The answer, as it turned out, was “no.” Hours later (maybe less), the BoJ bought 70.1 billion yen in ETFs. On Thursday, the Topix promptly logged its second-best day of 2021.

Is that absurd? Well, sure. But it is what it is. Japanese stocks fell ~3.5% over a few sessions and the BoJ conjured up 70 billion yen, waltzed in and bought some ETFs. Last month, the bank tweaked its ETF-buying program to indicate that while the annual target was scrapped, they reserved the right to intervene when necessary. Apparently, a selloff of more than 3% in a short timeframe counts as an excuse for direct intervention.

Those are your markets, folks. This is explicit and out in the open. So, while it’s perfectly justifiable to decry it and to suggest that, eventually, it will “end in tears,” in the meantime, this is reality — surreal though it may be.

Coming back to Albert, he’s not retiring, even though he could. I’ll let him tell you about it (excerpt below).

I simply can’t believe that I’m going to be 60 next week! Sweet 60 is the typical retirement age in the UK finance industry – so if I last the week, I will start to receive my company pension.

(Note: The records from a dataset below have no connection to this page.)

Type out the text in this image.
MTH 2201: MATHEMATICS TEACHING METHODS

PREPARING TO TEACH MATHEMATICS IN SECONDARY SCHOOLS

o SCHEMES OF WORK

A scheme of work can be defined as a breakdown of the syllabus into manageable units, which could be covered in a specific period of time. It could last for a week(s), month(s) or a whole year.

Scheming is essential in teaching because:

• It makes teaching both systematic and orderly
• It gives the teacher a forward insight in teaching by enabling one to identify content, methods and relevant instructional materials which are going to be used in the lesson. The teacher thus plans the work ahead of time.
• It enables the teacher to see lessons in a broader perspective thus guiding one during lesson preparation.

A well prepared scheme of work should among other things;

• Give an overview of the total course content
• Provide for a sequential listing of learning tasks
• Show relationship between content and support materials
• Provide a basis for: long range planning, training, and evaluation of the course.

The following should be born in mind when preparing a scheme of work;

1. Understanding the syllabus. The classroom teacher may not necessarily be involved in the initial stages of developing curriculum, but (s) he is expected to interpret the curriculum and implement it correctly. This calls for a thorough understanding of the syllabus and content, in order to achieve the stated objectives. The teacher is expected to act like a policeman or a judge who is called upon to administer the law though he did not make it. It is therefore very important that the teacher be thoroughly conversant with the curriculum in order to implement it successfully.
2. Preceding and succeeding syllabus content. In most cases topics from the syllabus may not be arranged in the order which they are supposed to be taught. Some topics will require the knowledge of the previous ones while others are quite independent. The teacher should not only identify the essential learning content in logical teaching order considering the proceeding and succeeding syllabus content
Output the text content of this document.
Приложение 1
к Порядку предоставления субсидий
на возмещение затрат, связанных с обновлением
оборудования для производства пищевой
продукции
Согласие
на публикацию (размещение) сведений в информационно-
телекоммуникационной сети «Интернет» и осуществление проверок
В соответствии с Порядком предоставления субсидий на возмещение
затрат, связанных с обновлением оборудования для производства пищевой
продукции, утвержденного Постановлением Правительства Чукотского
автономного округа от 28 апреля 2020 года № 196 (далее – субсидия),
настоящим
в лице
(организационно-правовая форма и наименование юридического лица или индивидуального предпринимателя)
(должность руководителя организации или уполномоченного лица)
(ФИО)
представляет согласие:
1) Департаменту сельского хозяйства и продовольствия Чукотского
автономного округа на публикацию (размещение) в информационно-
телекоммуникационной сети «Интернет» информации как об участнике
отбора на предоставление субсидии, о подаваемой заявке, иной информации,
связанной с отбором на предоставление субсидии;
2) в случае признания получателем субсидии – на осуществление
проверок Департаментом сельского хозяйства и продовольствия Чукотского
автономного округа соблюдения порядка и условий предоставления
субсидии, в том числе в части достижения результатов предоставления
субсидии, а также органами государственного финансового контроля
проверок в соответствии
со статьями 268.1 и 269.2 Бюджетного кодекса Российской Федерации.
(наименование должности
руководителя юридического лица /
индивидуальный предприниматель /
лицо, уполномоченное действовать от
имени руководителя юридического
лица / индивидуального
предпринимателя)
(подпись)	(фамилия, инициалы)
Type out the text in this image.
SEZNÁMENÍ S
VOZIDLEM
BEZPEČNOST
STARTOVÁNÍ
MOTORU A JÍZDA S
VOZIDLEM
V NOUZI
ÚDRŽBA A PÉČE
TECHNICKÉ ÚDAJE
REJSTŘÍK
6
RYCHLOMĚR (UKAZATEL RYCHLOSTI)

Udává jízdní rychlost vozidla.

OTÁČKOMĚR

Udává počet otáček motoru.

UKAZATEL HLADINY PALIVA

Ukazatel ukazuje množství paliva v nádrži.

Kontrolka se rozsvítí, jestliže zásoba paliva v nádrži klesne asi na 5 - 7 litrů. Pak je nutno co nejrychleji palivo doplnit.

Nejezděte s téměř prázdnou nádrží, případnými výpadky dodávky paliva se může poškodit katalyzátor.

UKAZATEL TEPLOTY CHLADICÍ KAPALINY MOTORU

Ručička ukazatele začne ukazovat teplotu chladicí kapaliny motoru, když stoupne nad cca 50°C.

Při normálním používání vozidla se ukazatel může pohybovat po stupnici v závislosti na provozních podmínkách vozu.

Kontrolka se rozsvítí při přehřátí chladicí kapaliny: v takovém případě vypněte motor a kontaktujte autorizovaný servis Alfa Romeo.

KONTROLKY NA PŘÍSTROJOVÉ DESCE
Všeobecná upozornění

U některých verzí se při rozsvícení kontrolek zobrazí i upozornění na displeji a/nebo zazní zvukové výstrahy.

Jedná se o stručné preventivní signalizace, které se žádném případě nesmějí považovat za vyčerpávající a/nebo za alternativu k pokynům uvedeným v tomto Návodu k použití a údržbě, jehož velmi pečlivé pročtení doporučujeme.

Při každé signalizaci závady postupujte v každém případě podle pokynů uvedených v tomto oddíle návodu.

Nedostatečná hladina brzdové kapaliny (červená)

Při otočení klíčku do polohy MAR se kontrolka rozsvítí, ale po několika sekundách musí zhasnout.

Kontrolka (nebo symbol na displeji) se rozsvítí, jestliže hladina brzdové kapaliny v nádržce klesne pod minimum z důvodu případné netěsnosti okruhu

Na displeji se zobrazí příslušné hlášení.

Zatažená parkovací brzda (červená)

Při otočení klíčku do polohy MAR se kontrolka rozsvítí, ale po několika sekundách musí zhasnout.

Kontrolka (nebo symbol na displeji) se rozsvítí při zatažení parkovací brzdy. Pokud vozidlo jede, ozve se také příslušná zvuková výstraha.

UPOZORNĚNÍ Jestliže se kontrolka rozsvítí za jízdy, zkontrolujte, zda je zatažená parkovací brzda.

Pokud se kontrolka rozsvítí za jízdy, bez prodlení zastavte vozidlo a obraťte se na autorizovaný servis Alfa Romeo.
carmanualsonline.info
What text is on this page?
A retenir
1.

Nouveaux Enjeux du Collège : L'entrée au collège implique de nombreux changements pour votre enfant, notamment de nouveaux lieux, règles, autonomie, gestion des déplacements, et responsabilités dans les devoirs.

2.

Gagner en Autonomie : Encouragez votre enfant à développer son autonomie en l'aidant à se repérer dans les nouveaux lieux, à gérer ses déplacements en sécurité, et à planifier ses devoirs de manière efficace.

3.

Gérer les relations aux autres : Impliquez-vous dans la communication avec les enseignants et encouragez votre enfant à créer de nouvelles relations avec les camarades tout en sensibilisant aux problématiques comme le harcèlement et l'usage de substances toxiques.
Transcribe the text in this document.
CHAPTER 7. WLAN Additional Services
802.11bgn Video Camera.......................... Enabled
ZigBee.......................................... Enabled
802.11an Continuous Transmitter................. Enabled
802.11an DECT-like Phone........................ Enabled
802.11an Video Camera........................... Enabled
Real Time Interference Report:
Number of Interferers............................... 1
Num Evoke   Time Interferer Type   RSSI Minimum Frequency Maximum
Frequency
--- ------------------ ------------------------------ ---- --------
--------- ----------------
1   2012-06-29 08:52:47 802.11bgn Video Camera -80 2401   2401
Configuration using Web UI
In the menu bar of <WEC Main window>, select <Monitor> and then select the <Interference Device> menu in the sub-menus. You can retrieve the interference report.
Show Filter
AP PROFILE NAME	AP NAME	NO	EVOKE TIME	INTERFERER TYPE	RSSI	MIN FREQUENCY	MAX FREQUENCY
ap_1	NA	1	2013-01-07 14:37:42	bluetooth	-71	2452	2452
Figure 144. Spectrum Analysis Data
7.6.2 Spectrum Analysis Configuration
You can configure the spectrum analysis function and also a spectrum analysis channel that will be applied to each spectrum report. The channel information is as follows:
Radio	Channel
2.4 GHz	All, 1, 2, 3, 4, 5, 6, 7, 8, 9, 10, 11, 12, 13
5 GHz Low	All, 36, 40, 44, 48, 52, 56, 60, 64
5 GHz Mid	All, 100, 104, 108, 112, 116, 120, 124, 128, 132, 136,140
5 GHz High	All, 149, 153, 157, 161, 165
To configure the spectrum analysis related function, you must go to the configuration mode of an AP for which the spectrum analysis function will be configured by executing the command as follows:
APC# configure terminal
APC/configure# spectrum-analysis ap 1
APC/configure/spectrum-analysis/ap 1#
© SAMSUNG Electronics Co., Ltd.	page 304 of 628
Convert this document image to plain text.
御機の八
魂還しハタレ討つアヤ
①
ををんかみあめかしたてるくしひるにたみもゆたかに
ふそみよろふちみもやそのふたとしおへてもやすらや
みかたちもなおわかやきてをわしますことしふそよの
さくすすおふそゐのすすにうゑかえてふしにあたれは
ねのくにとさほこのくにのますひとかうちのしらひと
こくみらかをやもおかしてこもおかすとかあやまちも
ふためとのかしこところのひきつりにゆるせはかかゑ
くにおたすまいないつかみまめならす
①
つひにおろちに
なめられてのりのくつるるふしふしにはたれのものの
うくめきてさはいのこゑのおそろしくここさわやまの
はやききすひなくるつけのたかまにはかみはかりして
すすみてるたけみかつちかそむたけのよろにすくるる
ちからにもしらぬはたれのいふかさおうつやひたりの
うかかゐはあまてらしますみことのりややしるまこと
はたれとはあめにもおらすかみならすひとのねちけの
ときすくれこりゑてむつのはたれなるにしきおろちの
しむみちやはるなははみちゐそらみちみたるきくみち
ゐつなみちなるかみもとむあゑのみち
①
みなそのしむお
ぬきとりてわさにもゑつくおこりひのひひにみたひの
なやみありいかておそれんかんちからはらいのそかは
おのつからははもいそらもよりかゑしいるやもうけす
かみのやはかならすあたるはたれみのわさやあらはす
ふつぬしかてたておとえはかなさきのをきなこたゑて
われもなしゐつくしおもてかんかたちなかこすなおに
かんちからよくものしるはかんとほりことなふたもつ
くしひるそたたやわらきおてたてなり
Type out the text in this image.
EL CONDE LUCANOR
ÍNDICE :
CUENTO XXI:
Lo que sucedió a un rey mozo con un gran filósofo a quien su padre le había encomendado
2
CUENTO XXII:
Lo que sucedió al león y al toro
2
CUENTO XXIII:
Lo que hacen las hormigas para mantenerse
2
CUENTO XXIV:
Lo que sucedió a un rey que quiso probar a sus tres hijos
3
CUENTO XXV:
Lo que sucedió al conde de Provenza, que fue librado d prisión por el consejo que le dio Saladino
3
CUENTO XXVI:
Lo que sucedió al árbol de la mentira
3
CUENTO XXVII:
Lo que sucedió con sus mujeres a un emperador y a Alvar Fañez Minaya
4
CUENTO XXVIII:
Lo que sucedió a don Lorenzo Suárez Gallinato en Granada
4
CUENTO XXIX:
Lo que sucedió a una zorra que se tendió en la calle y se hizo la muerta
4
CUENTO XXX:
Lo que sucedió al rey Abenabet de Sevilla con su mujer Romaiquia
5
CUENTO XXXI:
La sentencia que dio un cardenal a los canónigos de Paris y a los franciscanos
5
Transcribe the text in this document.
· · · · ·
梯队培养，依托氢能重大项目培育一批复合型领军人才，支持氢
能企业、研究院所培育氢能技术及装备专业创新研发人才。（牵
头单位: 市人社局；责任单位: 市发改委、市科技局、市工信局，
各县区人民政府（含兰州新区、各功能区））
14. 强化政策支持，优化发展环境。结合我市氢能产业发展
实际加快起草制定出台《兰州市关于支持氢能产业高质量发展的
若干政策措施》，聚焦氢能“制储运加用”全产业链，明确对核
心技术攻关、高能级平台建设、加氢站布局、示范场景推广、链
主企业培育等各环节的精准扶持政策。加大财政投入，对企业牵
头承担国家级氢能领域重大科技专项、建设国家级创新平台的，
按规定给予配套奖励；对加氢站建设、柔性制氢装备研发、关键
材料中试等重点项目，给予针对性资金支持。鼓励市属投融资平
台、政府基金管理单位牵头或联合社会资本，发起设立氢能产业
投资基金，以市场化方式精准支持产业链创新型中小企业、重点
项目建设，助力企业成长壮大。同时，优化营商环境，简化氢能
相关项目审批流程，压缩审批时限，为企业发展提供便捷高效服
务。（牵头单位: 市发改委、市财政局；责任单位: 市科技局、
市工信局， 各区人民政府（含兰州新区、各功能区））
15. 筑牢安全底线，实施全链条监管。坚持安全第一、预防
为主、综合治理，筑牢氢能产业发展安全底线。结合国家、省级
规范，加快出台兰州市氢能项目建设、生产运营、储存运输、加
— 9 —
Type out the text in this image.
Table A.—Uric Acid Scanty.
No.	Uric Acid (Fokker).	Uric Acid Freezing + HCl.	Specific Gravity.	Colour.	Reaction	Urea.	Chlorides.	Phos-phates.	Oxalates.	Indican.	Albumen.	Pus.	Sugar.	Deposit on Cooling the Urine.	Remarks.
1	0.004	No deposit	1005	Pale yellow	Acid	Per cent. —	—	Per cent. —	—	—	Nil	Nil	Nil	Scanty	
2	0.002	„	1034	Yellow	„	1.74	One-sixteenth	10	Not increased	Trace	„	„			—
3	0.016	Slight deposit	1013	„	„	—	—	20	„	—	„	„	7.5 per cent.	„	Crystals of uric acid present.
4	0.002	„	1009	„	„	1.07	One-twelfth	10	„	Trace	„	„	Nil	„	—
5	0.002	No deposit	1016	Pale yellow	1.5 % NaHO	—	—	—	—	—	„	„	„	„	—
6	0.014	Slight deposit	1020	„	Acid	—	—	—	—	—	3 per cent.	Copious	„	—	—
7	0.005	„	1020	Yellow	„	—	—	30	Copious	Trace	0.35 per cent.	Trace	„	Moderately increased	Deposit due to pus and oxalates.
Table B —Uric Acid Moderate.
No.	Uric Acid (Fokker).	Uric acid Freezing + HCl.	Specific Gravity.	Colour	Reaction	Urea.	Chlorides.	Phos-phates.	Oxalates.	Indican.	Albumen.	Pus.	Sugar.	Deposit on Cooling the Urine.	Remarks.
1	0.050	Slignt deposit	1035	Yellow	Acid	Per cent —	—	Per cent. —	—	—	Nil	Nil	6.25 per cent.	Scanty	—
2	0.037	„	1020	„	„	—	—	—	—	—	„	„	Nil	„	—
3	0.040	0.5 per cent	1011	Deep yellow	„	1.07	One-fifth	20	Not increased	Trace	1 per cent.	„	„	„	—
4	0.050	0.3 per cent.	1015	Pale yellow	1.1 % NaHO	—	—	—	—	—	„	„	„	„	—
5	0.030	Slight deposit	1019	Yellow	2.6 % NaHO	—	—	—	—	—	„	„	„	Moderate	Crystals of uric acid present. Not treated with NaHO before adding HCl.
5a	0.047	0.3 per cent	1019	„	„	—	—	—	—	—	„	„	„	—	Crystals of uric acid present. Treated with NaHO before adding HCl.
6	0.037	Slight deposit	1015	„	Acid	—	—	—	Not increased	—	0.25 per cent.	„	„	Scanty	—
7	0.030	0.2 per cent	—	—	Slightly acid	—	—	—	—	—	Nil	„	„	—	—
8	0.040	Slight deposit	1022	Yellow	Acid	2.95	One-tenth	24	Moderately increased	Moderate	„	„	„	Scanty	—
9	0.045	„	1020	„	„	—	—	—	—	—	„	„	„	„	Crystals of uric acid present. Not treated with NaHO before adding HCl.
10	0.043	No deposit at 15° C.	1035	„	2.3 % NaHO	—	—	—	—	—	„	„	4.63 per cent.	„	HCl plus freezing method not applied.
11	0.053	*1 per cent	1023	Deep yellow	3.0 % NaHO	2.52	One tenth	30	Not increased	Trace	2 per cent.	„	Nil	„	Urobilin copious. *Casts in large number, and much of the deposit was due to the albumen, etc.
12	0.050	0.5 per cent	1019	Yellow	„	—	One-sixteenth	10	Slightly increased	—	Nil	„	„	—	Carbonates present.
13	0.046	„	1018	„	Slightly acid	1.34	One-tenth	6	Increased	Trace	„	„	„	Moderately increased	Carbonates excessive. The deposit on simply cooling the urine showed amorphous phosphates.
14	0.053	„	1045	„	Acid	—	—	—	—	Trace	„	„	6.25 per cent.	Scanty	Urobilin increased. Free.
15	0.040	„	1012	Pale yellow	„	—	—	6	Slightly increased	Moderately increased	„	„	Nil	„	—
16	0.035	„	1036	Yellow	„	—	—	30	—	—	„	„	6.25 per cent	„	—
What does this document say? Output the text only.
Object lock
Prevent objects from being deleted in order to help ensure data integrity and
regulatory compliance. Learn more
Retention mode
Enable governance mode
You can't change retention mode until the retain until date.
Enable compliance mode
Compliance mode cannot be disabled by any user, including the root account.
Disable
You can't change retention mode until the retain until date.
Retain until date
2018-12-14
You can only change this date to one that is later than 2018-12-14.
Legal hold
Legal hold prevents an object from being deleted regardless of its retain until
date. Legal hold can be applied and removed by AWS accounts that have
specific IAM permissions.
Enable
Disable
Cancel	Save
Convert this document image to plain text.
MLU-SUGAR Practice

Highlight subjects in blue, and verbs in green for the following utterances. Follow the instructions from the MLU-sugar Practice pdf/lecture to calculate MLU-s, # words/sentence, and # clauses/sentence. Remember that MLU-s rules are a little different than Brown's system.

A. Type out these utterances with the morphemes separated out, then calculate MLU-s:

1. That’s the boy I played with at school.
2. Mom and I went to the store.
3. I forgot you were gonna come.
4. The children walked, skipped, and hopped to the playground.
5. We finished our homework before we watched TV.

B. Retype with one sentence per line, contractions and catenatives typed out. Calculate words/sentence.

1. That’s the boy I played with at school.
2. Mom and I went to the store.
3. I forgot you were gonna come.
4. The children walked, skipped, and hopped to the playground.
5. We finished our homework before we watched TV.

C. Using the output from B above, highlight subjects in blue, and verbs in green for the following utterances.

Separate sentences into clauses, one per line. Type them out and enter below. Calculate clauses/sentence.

But rest assured this is not goodbye. I want to let my long-standing (suffering) readers know that despite 39 years in finance I won’t be retiring yet. I feel I have so much more to give (some say too much). So I will be continuing to spread my own special form of good cheer for some time to come – or at the very least until the S&P falls back below the March 2009 lows of 666 as I have so doggedly promised it would. On that criteria I could be toiling on for quite a while.